Month: December 2006

Swivel

Swivel looks like it might be interesting. They’re billing their service as “YouTube for Data,” where you can upload your data sets and then graph or compare them to other sets. In its best form I can imagine something like this supporting open source style research, especially if they support ways to explain and present your data (that or a good API for bloggers to link in data). In its worst form I could see any sensible analysis of the data sets getting burried under a pile of meaningless correlation statistics.

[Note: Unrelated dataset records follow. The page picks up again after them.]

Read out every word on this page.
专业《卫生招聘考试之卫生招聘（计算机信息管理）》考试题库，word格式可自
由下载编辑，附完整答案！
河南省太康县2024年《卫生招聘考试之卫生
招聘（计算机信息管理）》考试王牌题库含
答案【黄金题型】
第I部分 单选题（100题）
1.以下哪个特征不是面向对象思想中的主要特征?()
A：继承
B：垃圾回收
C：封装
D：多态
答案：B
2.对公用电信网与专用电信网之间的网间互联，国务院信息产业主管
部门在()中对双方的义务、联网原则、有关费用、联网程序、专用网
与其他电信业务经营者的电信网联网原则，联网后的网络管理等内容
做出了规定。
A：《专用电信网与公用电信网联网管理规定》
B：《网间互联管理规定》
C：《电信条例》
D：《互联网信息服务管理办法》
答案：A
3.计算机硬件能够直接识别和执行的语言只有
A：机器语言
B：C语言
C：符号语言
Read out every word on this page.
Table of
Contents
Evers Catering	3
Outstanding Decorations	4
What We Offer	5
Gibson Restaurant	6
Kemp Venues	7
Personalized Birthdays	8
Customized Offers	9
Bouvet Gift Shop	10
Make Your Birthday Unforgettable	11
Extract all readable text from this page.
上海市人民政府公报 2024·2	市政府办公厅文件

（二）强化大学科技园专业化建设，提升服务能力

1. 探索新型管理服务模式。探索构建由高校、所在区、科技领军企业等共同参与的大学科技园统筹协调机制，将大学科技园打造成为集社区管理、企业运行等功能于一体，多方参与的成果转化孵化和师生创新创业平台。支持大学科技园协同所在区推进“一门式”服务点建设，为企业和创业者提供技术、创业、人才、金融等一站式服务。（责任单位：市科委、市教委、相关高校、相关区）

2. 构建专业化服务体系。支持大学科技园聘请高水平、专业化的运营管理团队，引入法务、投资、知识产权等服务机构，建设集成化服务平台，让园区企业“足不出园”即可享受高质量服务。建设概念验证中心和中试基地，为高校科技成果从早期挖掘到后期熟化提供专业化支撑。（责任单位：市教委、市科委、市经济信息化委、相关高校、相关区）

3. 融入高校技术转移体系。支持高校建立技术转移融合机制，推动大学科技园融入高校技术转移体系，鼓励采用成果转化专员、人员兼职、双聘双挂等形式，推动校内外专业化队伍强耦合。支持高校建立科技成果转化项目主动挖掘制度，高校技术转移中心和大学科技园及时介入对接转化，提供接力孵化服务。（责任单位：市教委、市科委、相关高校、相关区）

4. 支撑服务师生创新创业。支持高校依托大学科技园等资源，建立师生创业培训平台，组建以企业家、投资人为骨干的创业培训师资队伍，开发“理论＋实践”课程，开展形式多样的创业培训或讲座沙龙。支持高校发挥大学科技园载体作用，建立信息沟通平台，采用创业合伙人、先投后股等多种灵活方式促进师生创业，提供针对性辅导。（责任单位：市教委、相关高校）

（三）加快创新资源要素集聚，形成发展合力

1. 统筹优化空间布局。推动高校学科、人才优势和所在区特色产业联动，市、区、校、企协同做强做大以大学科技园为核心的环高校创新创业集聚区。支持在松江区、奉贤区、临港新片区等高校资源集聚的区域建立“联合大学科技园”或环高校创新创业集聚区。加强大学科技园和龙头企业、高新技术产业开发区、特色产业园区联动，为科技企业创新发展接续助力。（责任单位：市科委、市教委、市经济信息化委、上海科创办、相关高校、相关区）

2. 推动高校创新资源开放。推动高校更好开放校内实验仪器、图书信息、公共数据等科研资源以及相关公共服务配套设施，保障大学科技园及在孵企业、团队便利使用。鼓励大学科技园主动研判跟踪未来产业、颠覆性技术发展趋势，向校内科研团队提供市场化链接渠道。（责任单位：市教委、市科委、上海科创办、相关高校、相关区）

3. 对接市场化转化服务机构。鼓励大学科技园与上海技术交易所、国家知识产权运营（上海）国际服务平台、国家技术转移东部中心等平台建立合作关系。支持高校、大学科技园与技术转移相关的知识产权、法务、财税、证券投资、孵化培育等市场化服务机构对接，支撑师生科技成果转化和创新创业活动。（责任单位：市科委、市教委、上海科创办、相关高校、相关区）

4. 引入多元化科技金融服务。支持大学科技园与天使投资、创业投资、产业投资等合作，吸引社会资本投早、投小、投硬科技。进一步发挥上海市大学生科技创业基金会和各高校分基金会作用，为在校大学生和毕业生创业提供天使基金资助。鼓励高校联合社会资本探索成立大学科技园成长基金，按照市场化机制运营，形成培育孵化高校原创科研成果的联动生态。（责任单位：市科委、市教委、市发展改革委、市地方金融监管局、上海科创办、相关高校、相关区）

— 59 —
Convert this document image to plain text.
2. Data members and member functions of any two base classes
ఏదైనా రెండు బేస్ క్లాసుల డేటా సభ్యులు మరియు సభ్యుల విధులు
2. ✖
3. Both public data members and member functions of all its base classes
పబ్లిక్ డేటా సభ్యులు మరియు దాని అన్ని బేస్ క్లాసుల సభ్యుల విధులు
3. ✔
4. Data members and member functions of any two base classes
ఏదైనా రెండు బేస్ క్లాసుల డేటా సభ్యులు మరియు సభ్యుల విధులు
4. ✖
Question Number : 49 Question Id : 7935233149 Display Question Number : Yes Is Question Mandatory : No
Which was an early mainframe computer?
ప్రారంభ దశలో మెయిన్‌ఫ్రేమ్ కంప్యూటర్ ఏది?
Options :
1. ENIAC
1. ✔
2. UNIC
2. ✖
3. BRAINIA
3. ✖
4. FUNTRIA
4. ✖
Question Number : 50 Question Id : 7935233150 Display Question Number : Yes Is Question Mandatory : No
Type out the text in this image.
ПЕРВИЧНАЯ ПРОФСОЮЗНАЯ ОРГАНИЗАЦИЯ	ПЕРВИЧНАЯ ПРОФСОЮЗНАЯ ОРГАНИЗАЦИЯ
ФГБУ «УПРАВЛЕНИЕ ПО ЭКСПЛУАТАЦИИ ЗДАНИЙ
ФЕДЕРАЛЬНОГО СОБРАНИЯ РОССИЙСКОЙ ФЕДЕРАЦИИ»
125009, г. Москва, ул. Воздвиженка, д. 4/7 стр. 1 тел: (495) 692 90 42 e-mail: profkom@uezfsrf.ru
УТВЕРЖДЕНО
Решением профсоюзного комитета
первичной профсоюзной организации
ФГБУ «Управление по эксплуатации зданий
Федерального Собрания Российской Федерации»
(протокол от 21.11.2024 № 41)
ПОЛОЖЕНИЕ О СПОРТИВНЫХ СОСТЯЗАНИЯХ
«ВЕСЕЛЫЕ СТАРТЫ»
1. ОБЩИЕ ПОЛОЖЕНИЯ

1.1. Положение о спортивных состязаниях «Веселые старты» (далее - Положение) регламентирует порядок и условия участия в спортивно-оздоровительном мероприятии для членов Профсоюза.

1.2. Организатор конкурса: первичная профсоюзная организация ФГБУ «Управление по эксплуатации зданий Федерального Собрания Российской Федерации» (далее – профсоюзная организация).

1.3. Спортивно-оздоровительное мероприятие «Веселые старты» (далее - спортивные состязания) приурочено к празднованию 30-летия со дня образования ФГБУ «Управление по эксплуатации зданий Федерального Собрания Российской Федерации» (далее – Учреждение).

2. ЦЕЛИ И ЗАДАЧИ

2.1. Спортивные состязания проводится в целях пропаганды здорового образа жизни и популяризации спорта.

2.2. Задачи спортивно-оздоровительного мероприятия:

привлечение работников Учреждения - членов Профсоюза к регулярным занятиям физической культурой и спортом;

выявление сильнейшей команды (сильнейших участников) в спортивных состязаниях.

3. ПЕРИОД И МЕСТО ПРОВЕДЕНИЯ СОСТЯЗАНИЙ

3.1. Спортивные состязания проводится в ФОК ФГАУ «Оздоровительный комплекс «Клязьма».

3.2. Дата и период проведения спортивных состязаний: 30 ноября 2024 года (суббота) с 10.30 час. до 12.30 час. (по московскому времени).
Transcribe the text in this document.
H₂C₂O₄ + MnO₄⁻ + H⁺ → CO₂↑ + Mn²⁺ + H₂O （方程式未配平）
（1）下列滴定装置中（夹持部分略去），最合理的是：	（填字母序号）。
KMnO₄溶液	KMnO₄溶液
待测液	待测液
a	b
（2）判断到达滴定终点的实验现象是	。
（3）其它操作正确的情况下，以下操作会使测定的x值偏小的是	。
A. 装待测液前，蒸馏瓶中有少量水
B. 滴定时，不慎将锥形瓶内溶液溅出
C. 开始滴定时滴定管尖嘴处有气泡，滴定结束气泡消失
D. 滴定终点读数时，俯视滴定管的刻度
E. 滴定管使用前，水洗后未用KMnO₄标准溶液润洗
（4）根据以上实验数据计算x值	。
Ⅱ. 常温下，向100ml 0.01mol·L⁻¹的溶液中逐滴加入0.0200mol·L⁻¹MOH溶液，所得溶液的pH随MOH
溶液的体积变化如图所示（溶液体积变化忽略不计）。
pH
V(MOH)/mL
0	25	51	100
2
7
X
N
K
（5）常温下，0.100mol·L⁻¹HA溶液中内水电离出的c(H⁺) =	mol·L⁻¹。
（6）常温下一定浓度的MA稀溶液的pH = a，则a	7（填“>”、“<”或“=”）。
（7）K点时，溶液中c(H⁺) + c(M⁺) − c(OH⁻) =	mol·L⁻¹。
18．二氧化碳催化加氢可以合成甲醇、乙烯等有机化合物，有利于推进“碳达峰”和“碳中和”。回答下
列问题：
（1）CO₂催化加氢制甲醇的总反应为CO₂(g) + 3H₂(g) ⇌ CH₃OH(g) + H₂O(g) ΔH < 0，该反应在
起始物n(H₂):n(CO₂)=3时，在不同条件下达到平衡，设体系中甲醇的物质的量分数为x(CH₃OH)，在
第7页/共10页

Description via TechCrunch (via Datamining Blog):

Swivel Co-founders Dmitry Dimov and Brian Mulloy start off by describing their company as “YouTube for Data.” That’s a good start for someone trying to understand it, because the site allows users to upload data – any data – and display it to other users visually. The number of page views your website generates. Or a stock price over time. Weather data. Commodity prices. The number of Bald Eagles in Washington state. Whatever. Uploaded data can be rated, commented and bookmared by other users, helping to sort the interesting (and accurate) wheat from the chaff. And graphs of data can be embedded into websites. So it is in fact a bit like a YouTube for Data.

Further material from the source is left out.